Attacks on the Press in 2012 - Kenya
|Publisher||Committee to Protect Journalists|
|Publication Date||14 February 2013|
|Cite as||Committee to Protect Journalists, Attacks on the Press in 2012 - Kenya, 14 February 2013, available at: http://www.refworld.org/docid/512b79d028.html [accessed 23 January 2017]|
|Disclaimer||This is not a UNHCR publication. UNHCR is not responsible for, nor does it necessarily endorse, its content. Any views expressed are solely those of the author or publisher and do not necessarily reflect those of UNHCR, the United Nations or its Member States.|
Several journalists attacked in connection with coverage of corruption.
Internet use grows rapidly as Kenya becomes a digital hub.
In the run-up to the March 2013 elections, tensions ran high among local journalists, who feared a repeat of the violent aftermath of the disputed 2007 vote in which the press was targeted and harassed in connection with news coverage. Several journalists were threatened or attacked throughout 2012 in reprisal for their reporting on official corruption. CPJ found that most of the anti-press episodes took place in Western Kenya. The installation of fiber-optic cable networks drove up the number of Internet users. With its Internet penetration having doubled since 2010, Kenya boasted the highest rate in East Africa. The country also leads East Africa in mobile phone use with 29 million clients, according to International Telecommunication Union data. Kenya continued to be the main regional refuge for journalists fleeing their home countries in fear of attack or imprisonment. Since 2007, at least 52 journalists have resettled in Kenya, but often under extreme hardship.
[Refworld note: The sections that follow represent a best effort to transcribe onto a single page information that appears in tabs on the CPJ's own pages, which also include a number of dynamically-generated graphics not readily reproducible here.
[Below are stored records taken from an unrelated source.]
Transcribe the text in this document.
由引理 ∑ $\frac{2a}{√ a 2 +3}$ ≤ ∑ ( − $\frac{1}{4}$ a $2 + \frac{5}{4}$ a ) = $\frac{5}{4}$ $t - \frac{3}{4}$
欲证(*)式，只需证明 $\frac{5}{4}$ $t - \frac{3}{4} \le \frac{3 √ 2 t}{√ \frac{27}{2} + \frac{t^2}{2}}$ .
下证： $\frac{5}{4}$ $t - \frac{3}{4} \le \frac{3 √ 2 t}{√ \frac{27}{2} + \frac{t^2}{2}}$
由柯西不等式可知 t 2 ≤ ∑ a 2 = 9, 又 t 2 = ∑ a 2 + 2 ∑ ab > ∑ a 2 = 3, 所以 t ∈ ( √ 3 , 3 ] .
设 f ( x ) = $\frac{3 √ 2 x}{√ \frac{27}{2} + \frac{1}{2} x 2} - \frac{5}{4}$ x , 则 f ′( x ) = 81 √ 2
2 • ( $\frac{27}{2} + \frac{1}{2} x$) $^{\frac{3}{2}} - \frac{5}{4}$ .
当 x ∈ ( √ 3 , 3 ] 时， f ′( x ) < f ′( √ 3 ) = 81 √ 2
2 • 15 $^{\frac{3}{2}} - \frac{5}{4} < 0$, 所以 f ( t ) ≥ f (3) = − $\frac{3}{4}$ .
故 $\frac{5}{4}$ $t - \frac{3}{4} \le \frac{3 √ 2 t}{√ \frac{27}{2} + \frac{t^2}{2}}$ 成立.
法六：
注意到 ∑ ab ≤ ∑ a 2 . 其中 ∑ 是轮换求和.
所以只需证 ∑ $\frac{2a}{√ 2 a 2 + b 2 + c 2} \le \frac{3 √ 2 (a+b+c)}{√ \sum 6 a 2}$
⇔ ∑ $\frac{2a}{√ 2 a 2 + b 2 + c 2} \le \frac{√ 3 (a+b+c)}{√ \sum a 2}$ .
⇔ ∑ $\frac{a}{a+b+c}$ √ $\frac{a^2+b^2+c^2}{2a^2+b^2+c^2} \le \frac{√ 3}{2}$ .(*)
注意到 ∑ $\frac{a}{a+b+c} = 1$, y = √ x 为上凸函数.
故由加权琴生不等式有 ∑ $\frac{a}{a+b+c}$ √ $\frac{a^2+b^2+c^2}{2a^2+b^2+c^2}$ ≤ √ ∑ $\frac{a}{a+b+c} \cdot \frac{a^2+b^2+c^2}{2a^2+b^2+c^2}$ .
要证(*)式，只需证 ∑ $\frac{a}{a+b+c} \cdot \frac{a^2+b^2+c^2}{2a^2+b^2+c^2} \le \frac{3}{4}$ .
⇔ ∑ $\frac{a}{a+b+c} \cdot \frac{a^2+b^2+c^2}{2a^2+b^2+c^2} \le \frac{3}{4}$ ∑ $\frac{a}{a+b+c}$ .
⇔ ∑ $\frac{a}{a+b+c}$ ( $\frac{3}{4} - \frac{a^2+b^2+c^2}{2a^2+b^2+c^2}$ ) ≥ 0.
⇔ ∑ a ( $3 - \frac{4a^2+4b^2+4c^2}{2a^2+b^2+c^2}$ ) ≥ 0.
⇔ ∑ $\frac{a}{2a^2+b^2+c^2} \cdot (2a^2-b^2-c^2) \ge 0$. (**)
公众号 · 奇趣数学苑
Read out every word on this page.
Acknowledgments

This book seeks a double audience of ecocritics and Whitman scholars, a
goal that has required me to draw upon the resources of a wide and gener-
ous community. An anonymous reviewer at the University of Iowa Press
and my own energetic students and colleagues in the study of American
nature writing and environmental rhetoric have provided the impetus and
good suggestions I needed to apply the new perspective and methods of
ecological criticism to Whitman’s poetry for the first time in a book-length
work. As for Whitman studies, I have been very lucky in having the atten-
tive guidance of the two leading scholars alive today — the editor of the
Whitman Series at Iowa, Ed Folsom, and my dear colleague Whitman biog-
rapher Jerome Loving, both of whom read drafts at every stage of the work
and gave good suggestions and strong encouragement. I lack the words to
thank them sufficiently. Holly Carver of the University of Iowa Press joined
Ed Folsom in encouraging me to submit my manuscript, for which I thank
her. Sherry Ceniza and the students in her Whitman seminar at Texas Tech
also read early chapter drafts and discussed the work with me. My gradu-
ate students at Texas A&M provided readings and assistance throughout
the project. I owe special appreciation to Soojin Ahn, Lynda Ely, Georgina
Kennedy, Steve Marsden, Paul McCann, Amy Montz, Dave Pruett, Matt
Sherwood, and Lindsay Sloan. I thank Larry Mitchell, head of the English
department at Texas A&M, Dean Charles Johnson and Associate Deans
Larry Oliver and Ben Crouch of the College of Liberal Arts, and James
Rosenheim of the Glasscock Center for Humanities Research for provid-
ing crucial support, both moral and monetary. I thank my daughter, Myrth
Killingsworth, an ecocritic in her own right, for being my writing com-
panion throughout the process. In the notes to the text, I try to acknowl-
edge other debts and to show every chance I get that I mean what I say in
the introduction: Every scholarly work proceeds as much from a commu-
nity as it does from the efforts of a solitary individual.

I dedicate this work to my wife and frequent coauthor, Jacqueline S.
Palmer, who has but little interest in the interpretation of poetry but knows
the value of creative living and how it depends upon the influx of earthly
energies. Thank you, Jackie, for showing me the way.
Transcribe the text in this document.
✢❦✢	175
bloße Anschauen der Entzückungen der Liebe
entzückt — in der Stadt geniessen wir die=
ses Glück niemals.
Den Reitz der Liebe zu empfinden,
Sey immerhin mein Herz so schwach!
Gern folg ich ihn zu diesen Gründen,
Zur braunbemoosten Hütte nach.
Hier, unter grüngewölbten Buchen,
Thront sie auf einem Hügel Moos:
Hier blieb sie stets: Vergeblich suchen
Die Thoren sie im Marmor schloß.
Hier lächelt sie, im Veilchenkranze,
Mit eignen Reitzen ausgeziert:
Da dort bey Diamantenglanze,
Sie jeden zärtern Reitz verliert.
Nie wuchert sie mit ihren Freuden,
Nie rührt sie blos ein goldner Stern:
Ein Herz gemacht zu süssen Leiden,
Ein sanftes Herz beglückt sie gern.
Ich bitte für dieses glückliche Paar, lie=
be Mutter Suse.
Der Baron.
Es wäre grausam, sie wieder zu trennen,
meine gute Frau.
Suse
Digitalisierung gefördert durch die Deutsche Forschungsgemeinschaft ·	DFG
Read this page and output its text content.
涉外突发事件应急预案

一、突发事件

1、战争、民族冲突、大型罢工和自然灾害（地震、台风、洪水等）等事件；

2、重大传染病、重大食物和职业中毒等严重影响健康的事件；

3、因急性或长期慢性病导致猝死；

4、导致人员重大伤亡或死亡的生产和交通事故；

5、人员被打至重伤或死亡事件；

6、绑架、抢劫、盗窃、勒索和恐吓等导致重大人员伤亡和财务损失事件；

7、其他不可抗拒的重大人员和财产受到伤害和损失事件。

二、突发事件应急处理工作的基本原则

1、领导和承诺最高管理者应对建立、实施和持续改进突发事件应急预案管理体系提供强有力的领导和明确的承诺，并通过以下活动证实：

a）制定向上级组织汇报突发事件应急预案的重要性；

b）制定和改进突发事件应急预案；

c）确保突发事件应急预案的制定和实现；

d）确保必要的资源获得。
Refworld researchers are therefore strongly recommended to check against the original report: Attacks on the Press in 2012.]
Threats, attacks: 15
At least 15 journalists were threatened or attacked in Kenya, 10 of them in connection with their coverage of corruption-related issues, according to CPJ research.
Reporting that prompted attacks:
67%: Coverage of corruption-related reporting
20%: Coverage of police operations
13%: Coverage of local politics
Attacks in small towns: 67%
According to CPJ research, the majority of attacks and threats against the press occurred in small towns instead of cities. Nearly half the attacks took place in Western Kenya.
Breakdown of attacks by area:
47%: Western Kenya
20%: Eastern Kenya
13%: Central Kenya
Exile destination: 2nd
East Africa has the highest number of exiled journalists in the world, according to CPJ research. Many flee to Kenya, which ranks second worldwide among destinations for exiled journalists.
Internet penetration: 28%
Kenya leads the East African region in Internet penetration, according to the most recent data from the International Telecommunication Union, or ITU.